The Gender and Sexuality Studies (GSS) minor utilizes feminist, constructivist, and queer approaches, and allows students to explore the impact of social, cultural, political and economic phenomena on the production and maintenance of sexuality and gender.
From ancient Rome and medieval Europe to modern America and China, we look at the political, economic, and cultural movements that have shaped world history and continue to impact today’s global community. Our electives allow you to explore different parts of the world or eras in more depth while investigating themes that remain relevant today, such as religion, race, gender, consumerism, and civil rights.
By the time they graduate, minors in Justice Studies are able to identify and explain the common philosophical, economic, cultural, political and social conceptualizations of justice in Western society; analyze and critically evaluate arguments concerning justice; and articulate contemporary controversies concerning justice and injustice in Western society.
The study of policy and politics can complement almost any field. Political Science minors are asked the questions: What is control, and who has it? How do cultural systems reveal power and its abuse? Why advocate for civil rights and the environment? Are you curious for the answers?

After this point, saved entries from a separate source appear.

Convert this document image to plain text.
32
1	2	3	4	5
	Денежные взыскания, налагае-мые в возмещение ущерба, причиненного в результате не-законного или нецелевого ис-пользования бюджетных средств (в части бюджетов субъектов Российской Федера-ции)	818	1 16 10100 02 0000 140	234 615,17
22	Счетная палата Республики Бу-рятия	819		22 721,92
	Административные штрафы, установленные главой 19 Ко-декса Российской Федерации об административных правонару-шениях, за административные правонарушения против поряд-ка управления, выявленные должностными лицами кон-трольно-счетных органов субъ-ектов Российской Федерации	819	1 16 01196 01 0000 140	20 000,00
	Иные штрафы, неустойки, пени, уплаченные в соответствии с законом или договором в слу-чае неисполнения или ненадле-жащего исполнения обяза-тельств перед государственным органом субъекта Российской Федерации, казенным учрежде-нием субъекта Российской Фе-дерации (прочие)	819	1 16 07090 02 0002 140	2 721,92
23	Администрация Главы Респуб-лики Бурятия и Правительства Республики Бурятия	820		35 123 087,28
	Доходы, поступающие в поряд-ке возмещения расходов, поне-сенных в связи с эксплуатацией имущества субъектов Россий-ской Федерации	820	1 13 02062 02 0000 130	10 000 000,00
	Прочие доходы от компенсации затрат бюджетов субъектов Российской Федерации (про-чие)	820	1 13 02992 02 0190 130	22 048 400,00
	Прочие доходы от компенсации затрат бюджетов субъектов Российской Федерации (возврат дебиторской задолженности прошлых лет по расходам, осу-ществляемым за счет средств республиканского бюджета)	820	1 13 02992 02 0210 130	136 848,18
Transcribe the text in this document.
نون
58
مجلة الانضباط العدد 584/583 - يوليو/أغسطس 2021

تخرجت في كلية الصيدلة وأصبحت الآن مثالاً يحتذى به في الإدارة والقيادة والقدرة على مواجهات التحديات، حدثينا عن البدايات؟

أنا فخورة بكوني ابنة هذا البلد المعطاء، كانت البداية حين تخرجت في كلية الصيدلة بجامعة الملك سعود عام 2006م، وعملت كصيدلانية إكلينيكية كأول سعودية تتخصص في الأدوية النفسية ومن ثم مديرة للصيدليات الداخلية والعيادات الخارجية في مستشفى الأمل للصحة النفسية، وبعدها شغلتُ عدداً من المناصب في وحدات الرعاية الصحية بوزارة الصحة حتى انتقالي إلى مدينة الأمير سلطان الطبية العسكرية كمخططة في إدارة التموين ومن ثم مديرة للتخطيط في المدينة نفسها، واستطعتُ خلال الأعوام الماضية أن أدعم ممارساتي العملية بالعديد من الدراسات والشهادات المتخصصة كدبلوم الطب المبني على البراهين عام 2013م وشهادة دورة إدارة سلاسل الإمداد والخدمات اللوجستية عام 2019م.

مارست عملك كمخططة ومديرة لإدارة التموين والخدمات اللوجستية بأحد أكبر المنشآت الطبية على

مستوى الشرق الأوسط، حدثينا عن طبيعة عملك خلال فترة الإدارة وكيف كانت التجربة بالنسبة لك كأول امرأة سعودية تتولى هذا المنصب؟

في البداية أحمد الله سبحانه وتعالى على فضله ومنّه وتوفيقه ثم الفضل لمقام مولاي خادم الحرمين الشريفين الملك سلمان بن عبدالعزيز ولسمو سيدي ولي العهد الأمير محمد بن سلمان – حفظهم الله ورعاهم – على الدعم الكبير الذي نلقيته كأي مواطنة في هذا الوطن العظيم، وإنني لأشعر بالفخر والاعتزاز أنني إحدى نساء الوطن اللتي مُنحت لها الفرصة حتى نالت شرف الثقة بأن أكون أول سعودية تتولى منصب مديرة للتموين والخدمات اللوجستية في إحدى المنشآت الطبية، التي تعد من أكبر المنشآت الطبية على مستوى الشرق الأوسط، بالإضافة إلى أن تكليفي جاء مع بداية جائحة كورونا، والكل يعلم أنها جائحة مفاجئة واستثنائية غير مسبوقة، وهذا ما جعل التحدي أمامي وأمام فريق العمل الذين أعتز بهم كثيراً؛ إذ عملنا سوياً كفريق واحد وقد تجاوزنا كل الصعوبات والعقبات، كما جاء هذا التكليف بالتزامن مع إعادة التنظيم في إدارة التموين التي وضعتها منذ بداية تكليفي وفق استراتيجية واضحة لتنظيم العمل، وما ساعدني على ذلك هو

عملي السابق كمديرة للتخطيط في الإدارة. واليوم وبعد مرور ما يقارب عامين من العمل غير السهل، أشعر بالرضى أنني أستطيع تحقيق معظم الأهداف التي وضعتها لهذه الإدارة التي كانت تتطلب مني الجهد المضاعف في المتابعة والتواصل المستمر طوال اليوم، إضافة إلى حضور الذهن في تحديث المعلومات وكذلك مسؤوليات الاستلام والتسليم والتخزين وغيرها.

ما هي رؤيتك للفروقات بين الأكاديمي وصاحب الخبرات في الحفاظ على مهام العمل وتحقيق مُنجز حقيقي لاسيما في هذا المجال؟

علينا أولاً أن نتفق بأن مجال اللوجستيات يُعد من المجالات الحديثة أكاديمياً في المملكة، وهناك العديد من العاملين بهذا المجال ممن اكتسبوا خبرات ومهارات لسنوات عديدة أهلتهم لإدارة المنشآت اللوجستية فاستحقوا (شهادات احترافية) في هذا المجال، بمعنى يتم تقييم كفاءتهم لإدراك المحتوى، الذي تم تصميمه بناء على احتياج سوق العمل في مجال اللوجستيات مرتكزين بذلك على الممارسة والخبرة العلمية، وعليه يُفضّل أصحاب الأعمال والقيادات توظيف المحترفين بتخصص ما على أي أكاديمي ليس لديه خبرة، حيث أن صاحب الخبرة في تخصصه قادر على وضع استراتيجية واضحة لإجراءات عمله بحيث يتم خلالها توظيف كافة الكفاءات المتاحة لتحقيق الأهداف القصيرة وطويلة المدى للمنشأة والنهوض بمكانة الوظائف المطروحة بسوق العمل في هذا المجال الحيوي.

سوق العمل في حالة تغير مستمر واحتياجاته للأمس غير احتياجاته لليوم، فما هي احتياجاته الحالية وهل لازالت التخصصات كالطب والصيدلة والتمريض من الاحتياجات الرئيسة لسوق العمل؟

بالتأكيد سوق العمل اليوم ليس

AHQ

Social workers aim to maximize the functioning of individuals, families, groups and communities and to be ethically and culturally astute. Students are encouraged to think about the multiplicity of factors that cause human behavior. They are trained to recognize and value people’s strengths and to view problems within the contexts of both interpersonal and social dynamics.
Studying people and culture can be a critical complement to almost all areas of study. With a minor in Sociology, our students learn how inequality and discrimination block the road to justice. This knowledge is the substance of a sociology committed to harmony across challenging social differences such as sexuality, race, or, religion.